La violence est indissociable de la question du suicide. Mais doit-on pour autant s’arrêter à ce constat ? Ne pourrait-on pas aller chercher plus loin ? Il semble difficile d’interroger cette violence, comme si elle était forcement vide de sens.  Comme la représentation du suicide est violente, douloureuse, elle fait violence. Face à ce qui fait violence, l’attitude est souvent d’éviter de s’y confronter ou de condamner.
Pour aller plus loin dans nos missions de prévention, si nous souhaitons mieux comprendre notre démarche de prévention du suicide et, mieux aider les personnes endeuillées par suicide, nous devons analyser ce qui peut faire violence et ce qu‘il y a derrière la violence. En effet, la violence n’est pas neutre. Elle manifeste souvent ce que nous ne pouvons pas entendre, ni penser. Elle est comme un signal d’alerte ultime de situations qui dysfonctionnent. Il faut d’ailleurs parler des violences tant les situations peuvent être multiformes.
Nous sommes donc face à un double constat contradictoire : la violence est centrale dans la question du suicide et en même temps parler de cette violence en elle-même, l’analyser est peut-être ce qu’il y a de plus difficile. Le risque est de culpabiliser les acteurs de la prévention et les proches.  Comment alors poser la question du sens de la violence, sans être violent ? Quel sens cela peut avoir d’interroger cette notion dans la cadre de la prévention du suicide ? Pour quel objectif ? De quelle manière pourrions nous l’interroger sans ajouter  de la violence?
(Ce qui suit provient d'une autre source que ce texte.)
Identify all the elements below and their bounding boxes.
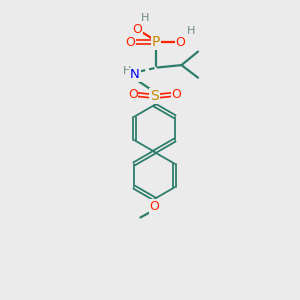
Text: O: O <box>126 35 135 49</box>
Text: O: O <box>171 88 181 101</box>
Text: H: H <box>141 13 150 23</box>
Text: O: O <box>150 200 159 213</box>
Text: O: O <box>133 23 142 36</box>
Text: H: H <box>187 26 196 36</box>
Text: P: P <box>152 35 160 49</box>
Text: O: O <box>176 35 185 49</box>
Text: O: O <box>128 88 138 101</box>
Text: N: N <box>130 68 140 82</box>
Text: S: S <box>150 89 159 103</box>
Text: H: H <box>123 65 131 76</box>
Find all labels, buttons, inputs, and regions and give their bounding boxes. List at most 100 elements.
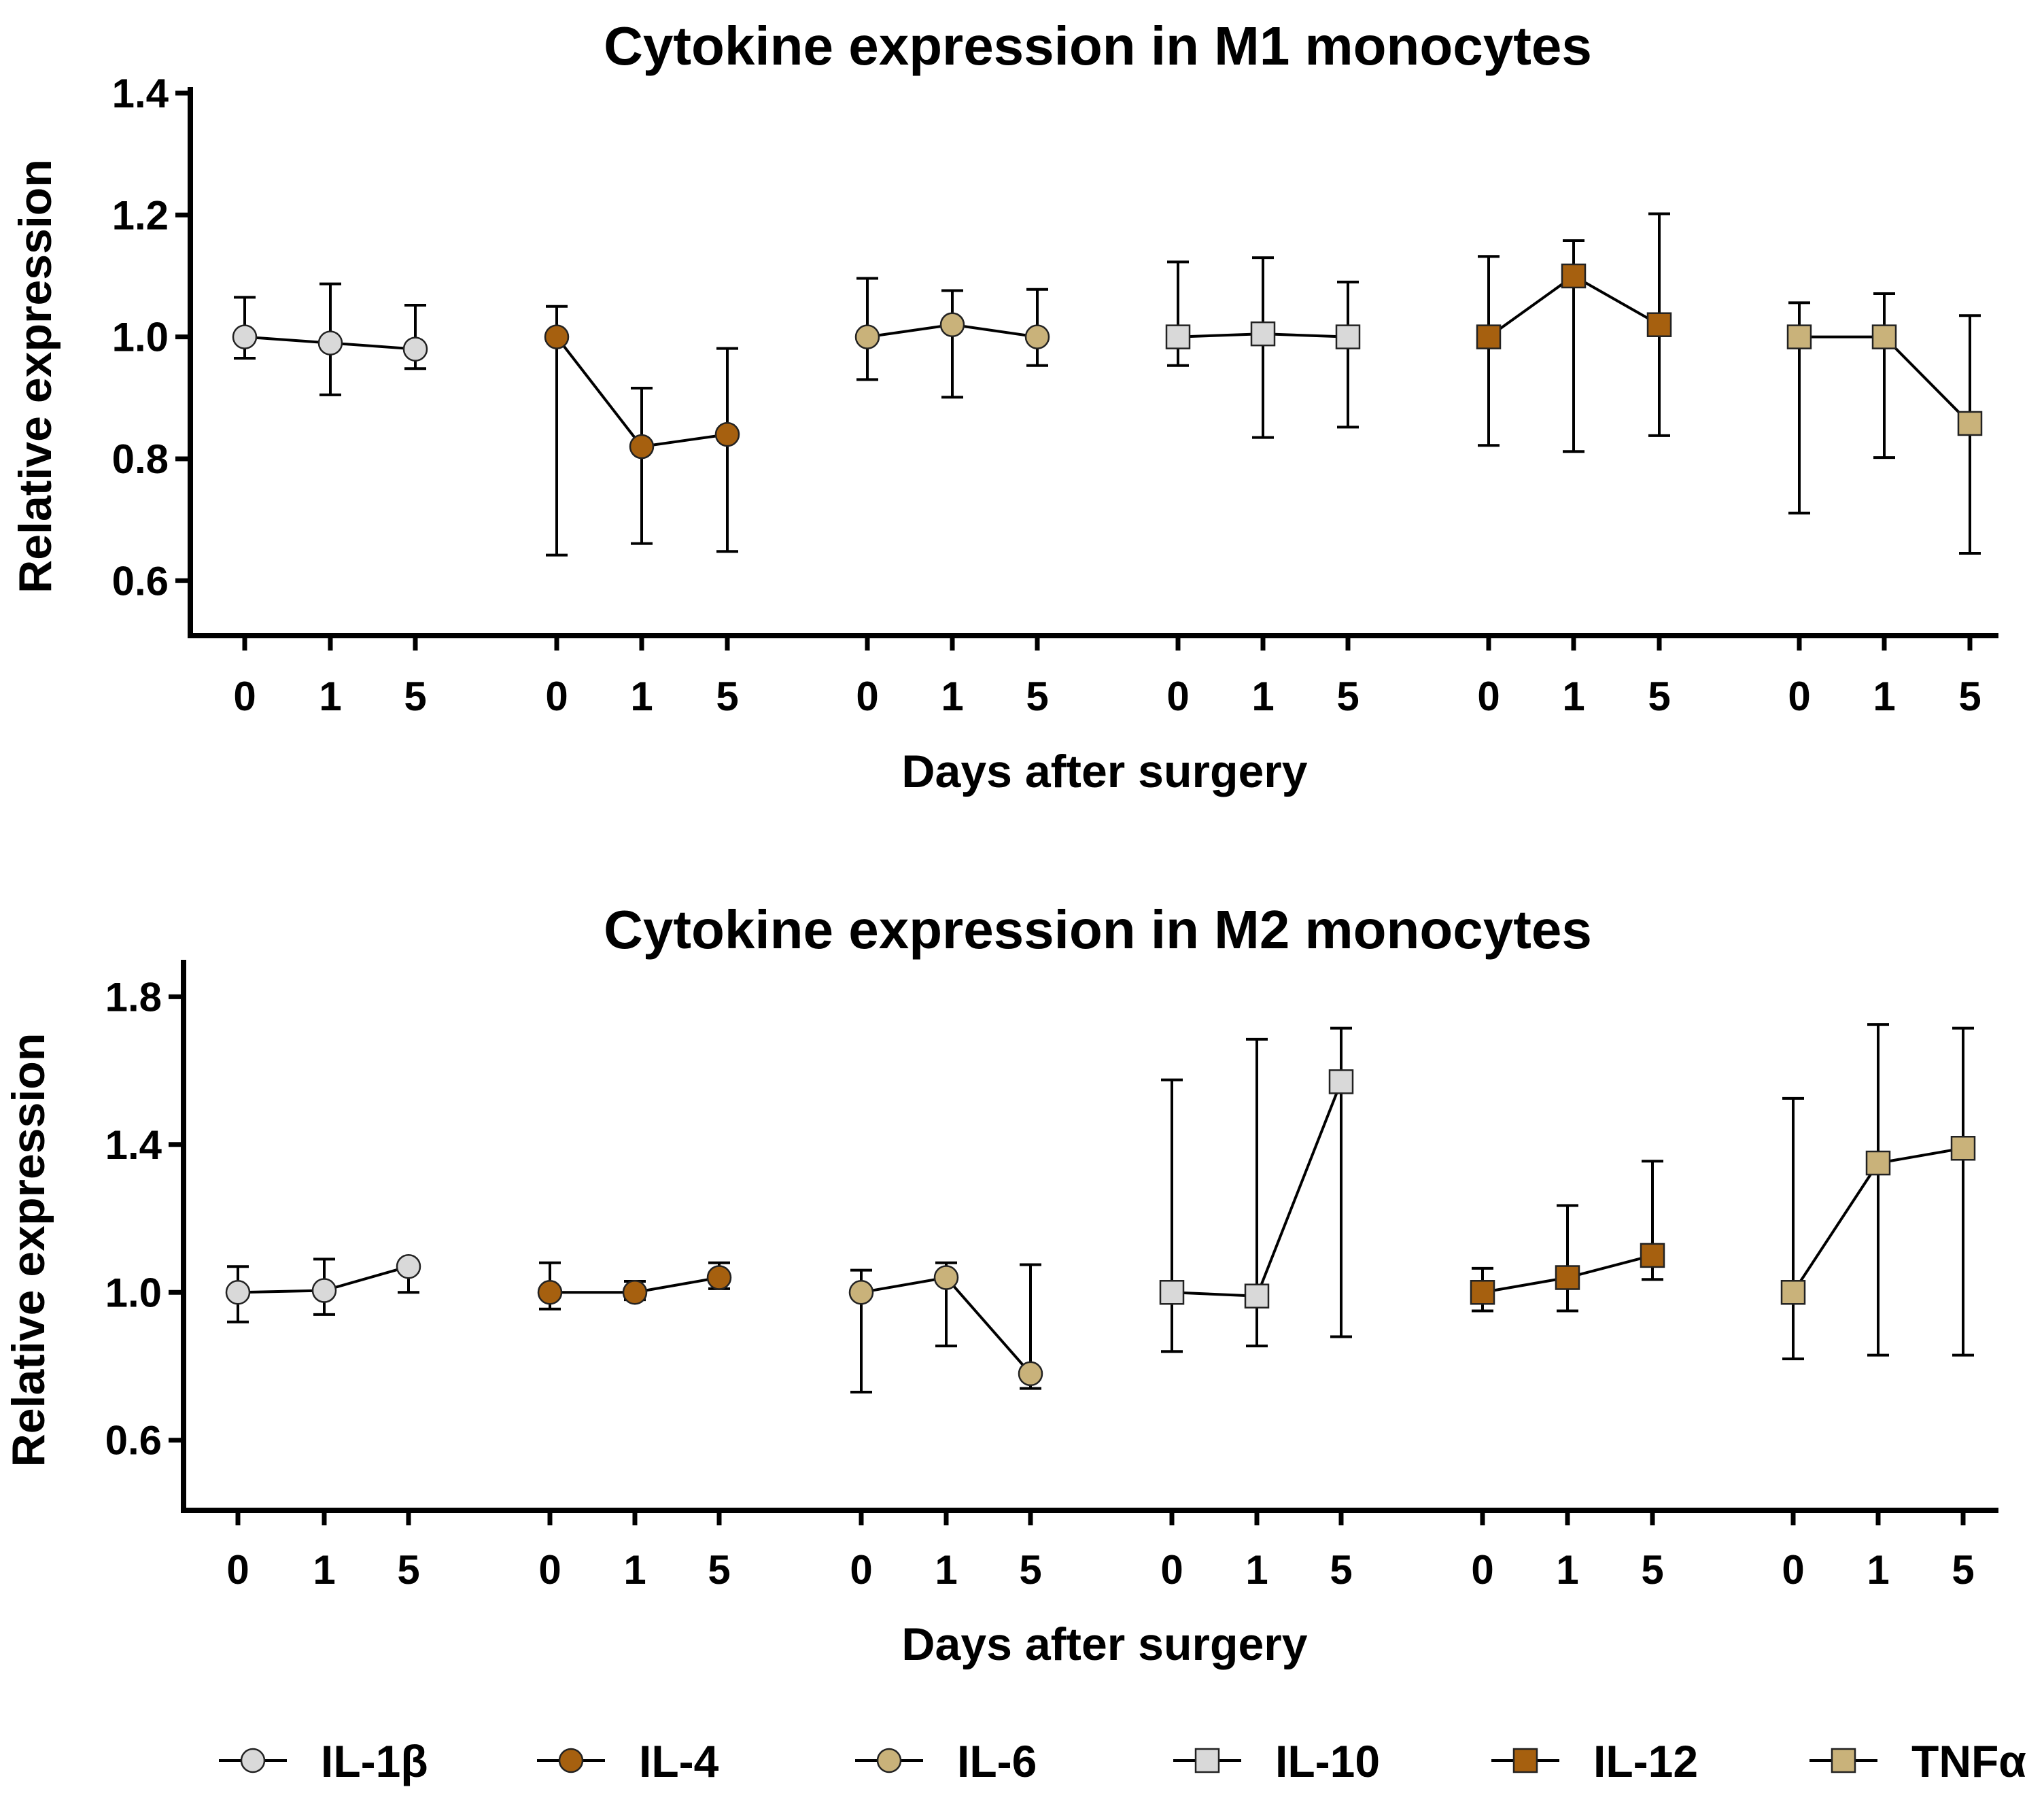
legend-marker — [1194, 1748, 1220, 1773]
series-IL-6: 0 1 5 — [848, 1261, 1043, 1593]
data-point — [1871, 324, 1897, 349]
x-tick-label: 0 — [1782, 1547, 1804, 1593]
y-tick-label: 1.2 — [112, 192, 169, 238]
data-point — [1640, 1243, 1665, 1268]
series-IL-10: 0 1 5 — [1165, 256, 1361, 719]
x-tick-label: 1 — [1556, 1547, 1578, 1593]
data-point — [1865, 1150, 1891, 1176]
data-point — [933, 1265, 959, 1290]
data-point — [706, 1265, 732, 1290]
x-tick-label: 5 — [716, 674, 738, 719]
series-IL-4: 0 1 5 — [537, 1261, 732, 1593]
x-tick-label: 0 — [538, 1547, 561, 1593]
data-point — [1780, 1280, 1806, 1305]
data-point — [629, 434, 655, 460]
legend-marker — [558, 1748, 584, 1773]
data-point — [1957, 411, 1983, 436]
legend-label: IL-4 — [639, 1736, 719, 1786]
data-point — [1470, 1280, 1495, 1305]
x-tick-label: 1 — [1873, 674, 1895, 719]
legend-item-IL-12: IL-12 — [1491, 1736, 1698, 1786]
data-point — [1476, 324, 1502, 349]
y-tick-label: 1.8 — [105, 974, 162, 1020]
data-point — [1561, 263, 1587, 289]
y-tick-label: 0.6 — [105, 1418, 162, 1463]
data-point — [1244, 1283, 1270, 1309]
x-tick-label: 0 — [226, 1547, 249, 1593]
data-point — [622, 1280, 648, 1305]
data-point — [1646, 312, 1672, 337]
legend-marker — [240, 1748, 266, 1773]
y-axis-label: Relative expression — [10, 159, 61, 593]
series-IL-6: 0 1 5 — [854, 277, 1050, 719]
x-axis-label: Days after surgery — [901, 746, 1307, 797]
data-point — [1024, 324, 1050, 349]
x-tick-label: 1 — [623, 1547, 646, 1593]
series-IL-1β: 0 1 5 — [232, 282, 428, 719]
x-tick-label: 0 — [1166, 674, 1189, 719]
legend-item-TNFα: TNFα — [1809, 1736, 2026, 1786]
x-axis-label: Days after surgery — [901, 1618, 1307, 1670]
y-tick-label: 1.4 — [112, 71, 169, 116]
x-tick-label: 0 — [1471, 1547, 1493, 1593]
data-point — [714, 421, 740, 447]
x-tick-label: 1 — [935, 1547, 957, 1593]
data-point — [537, 1280, 563, 1305]
x-tick-label: 1 — [319, 674, 341, 719]
y-tick-label: 1.0 — [112, 315, 169, 360]
x-tick-label: 0 — [850, 1547, 872, 1593]
x-tick-label: 0 — [545, 674, 568, 719]
legend-item-IL-6: IL-6 — [855, 1736, 1037, 1786]
y-tick-label: 0.8 — [112, 436, 169, 482]
data-point — [544, 324, 570, 349]
data-point — [311, 1278, 337, 1303]
legend-item-IL-10: IL-10 — [1173, 1736, 1380, 1786]
chart-title: Cytokine expression in M2 monocytes — [604, 899, 1592, 960]
y-tick-label: 1.0 — [105, 1270, 162, 1315]
legend-label: IL-6 — [957, 1736, 1037, 1786]
chart-title: Cytokine expression in M1 monocytes — [604, 16, 1592, 76]
legend-marker — [1831, 1748, 1856, 1773]
x-tick-label: 5 — [1026, 674, 1048, 719]
data-point — [848, 1280, 874, 1305]
series-IL-12: 0 1 5 — [1476, 212, 1672, 719]
legend-marker — [1512, 1748, 1538, 1773]
data-point — [396, 1253, 421, 1279]
y-axis-label: Relative expression — [3, 1033, 54, 1468]
data-point — [317, 330, 343, 356]
x-tick-label: 5 — [1336, 674, 1359, 719]
data-point — [1018, 1361, 1043, 1387]
x-tick-label: 5 — [708, 1547, 730, 1593]
data-point — [402, 336, 428, 362]
data-point — [1328, 1069, 1354, 1094]
x-tick-label: 5 — [1952, 1547, 1974, 1593]
series-IL-1β: 0 1 5 — [225, 1253, 421, 1593]
x-tick-label: 5 — [1641, 1547, 1663, 1593]
legend-label: IL-1β — [321, 1736, 428, 1786]
x-tick-label: 0 — [1477, 674, 1500, 719]
data-point — [854, 324, 880, 349]
x-tick-label: 0 — [1160, 1547, 1183, 1593]
x-tick-label: 1 — [1245, 1547, 1268, 1593]
x-tick-label: 0 — [856, 674, 878, 719]
data-point — [1165, 324, 1191, 349]
x-tick-label: 1 — [313, 1547, 335, 1593]
chart-panel-2: Cytokine expression in M2 monocytes 0.6 1.… — [3, 899, 1998, 1670]
data-point — [1159, 1280, 1185, 1305]
legend-label: IL-12 — [1593, 1736, 1698, 1786]
series-IL-4: 0 1 5 — [544, 305, 740, 719]
series-IL-10: 0 1 5 — [1159, 1026, 1354, 1593]
legend-label: IL-10 — [1275, 1736, 1380, 1786]
y-tick-label: 1.4 — [105, 1122, 162, 1168]
x-tick-label: 5 — [1330, 1547, 1352, 1593]
x-tick-label: 1 — [630, 674, 653, 719]
legend-item-IL-1β: IL-1β — [219, 1736, 428, 1786]
x-tick-label: 0 — [1788, 674, 1810, 719]
data-point — [225, 1280, 251, 1305]
x-tick-label: 5 — [397, 1547, 419, 1593]
x-tick-label: 1 — [1251, 674, 1274, 719]
legend: IL-1β IL-4 IL-6 IL-10 IL-12 TNFα — [219, 1736, 2026, 1786]
data-point — [232, 324, 258, 349]
data-point — [1950, 1135, 1976, 1161]
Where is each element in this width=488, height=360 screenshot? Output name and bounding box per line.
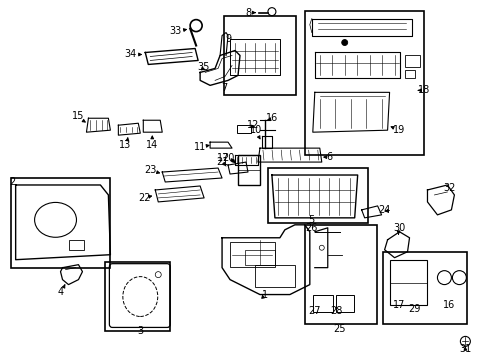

A l’occasion des Journées Nationales pour la Prévention du Suicide 2019 l’UNPS vous propose de réfléchir ensemble à ces questions  autour de 3 axes : 
- Violence ressentie par la personne :
Confrontée à des situations  de vie insupportables .et convaincue de l’absence de perspectives d’effacement d’une douleur devenue intolérable, elle voit dans la mort par suicide la seule façon d’échapper à cette souffrance.
Comment mieux prendre en compte dans la prévention du suicide, l’ensemble des facteurs sociaux et environnementaux qui sont souvent mis au second plan et ne pas se contenter de dire juste qu’il faudrait améliorer le lien social et rompre l’isolement ?
- Violence que l’acte suicidaire impose aux entourages :
Parfois privés de toute explication, ils s’interrogeront durablement sur quelle fut leur éventuelle responsabilité : ce que l’on n'a pas vu, pas entendu, ce que l’on n'a pas voulu entendre, ce qui n’était pas entendable et repérable.
Comment mieux prendre en compte dans la prévention  ce que vivent et ressentent les entourages ?
Peut-on réfléchir à des nouvelles pratiques d’accompagnement des suicidants et des endeuillés ?
- Violence faite aux intervenants professionnels ou bénévoles :
Confrontés à une personne prête à se tuer pour cesser de souffrir, les intervenants vivent le paradoxe d’éviter la non-assistance[1] tout en respectant l’autonomie de cette personne. Sans compter la violence induite par divers protocoles qui peuvent apparaître de plus en plus rigides.
Comment tenir compte de ce que vivent et ressentent les intervenants ?

Finalement, comment (ré)interroger les manières de faire de la prévention, de la postvention[2], les méthodes d’intervention et les pratiques ?
Sur toutes ces questions et sur bien d’autres, l’UNPS vous invite à venir réfléchir dans les très nombreux lieux en France avec les équipes qui organisent ces rencontres.

[1] C’est la notion de non assistance à personne en danger
[2] Intervention menée après un suicide, prenant essentiellement la forme d'un soutien aux personnes en deuil.